Sen. Bernie Sanders of Vermont (By Way of Brooklyn) Lets It Rip
"There is a war going on in this country," he began. "I am talking about a war being waged by some of the wealthiest and most powerful people in this country against the working families of the United States of America, against the disappearing and shrinking middle class of our country."
Sanders is Brooklyn born (James Madison H.S.) which explains the fine Flatbush emphasis that gives his spiel an extra heft:
"Many of the nation's billionaires are on the warpath. They want mawah, mawah, mawah. Their greed has no end."
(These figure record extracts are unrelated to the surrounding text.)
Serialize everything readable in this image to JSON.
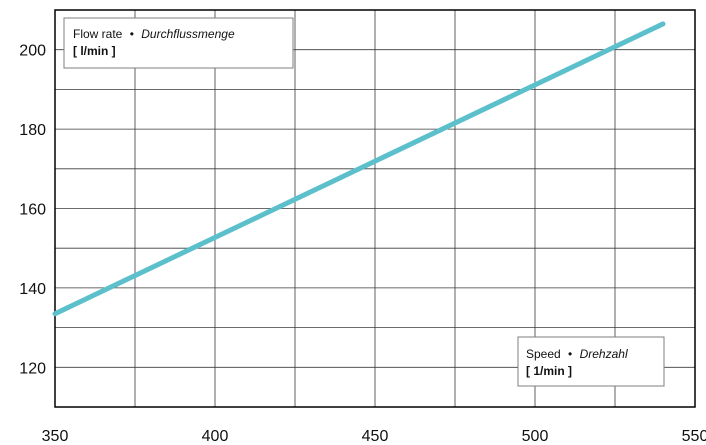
{
  "chart_data": {
    "type": "line",
    "xlim": [
      350,
      550
    ],
    "ylim": [
      110,
      210
    ],
    "x_ticks": [
      350,
      400,
      450,
      500,
      550
    ],
    "y_ticks": [
      120,
      140,
      160,
      180,
      200
    ],
    "grid": true,
    "y_box": {
      "label_en": "Flow rate",
      "separator": "•",
      "label_de": "Durchflussmenge",
      "unit": "[ l/min ]",
      "placement": "top-left"
    },
    "x_box": {
      "label_en": "Speed",
      "separator": "•",
      "label_de": "Drehzahl",
      "unit": "[ 1/min ]",
      "placement": "bottom-right"
    },
    "series": [
      {
        "color": "#5bc0cb",
        "x": [
          350,
          540
        ],
        "y": [
          133.5,
          206.5
        ]
      }
    ]
  }
}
Sanders ticks off the key statistical yardsticks of the ongoing wealth transference the U.S. has seen in recent years. These numbers go largely unchallenged. The debate kicks in only around their meaning (the "Greed is good" economic school, vs. the rest of us). Sanders said today's economics are reminiscent of the banana republics he read about back at James Madison High:
"In the year 2007, the top one percent of all income earners in the United States made 23 1/2 percent of all income...More than the entire bottom 50 percent. That's apparently not enough. The percentage of income going to the top one percent nearly tripled since the 1970s. In the mid-1970s, the top one percent earned about 8 percent of all income. In the 1980s that figure jumped to 14 percent. In the late 1990s that one percent earned about 19 percent. And today, as the middle class collapses, the top one percent earns 23 1/2 percent of all income."
Bernie from Brooklyn delivered an even bigger headache to the fatcats last week as the Federal Reserve was forced to disclose an itemized list of 21,000 loans it has made since the fiscal crisis, detailing $3.3 trillion handed out to the nation's top banks and corporations. The information was released pursuant to an amendment Sanders managed to tack on to the Wall Street reform bill.
Here's Sanders' statement on what it all means:
What this disclosure tells us, among many other things, is that despite this huge taxpayer bailout, the Fed did not make the appropriate demands on these institutions necessary to rebuild our economy and protect the needs of ordinary Americans. For example, at a time when big banks have nearly a trillion dollars in excess reserves parked at the Fed, the Fed did not require these institutions to increase lending to small and medium-sized businesses as a condition of the bailout. At a time when large corporations are more profitable than ever, the Fed did not demand that corporations that received this backdoor bailout create jobs and expand the economy once they returned to profitability.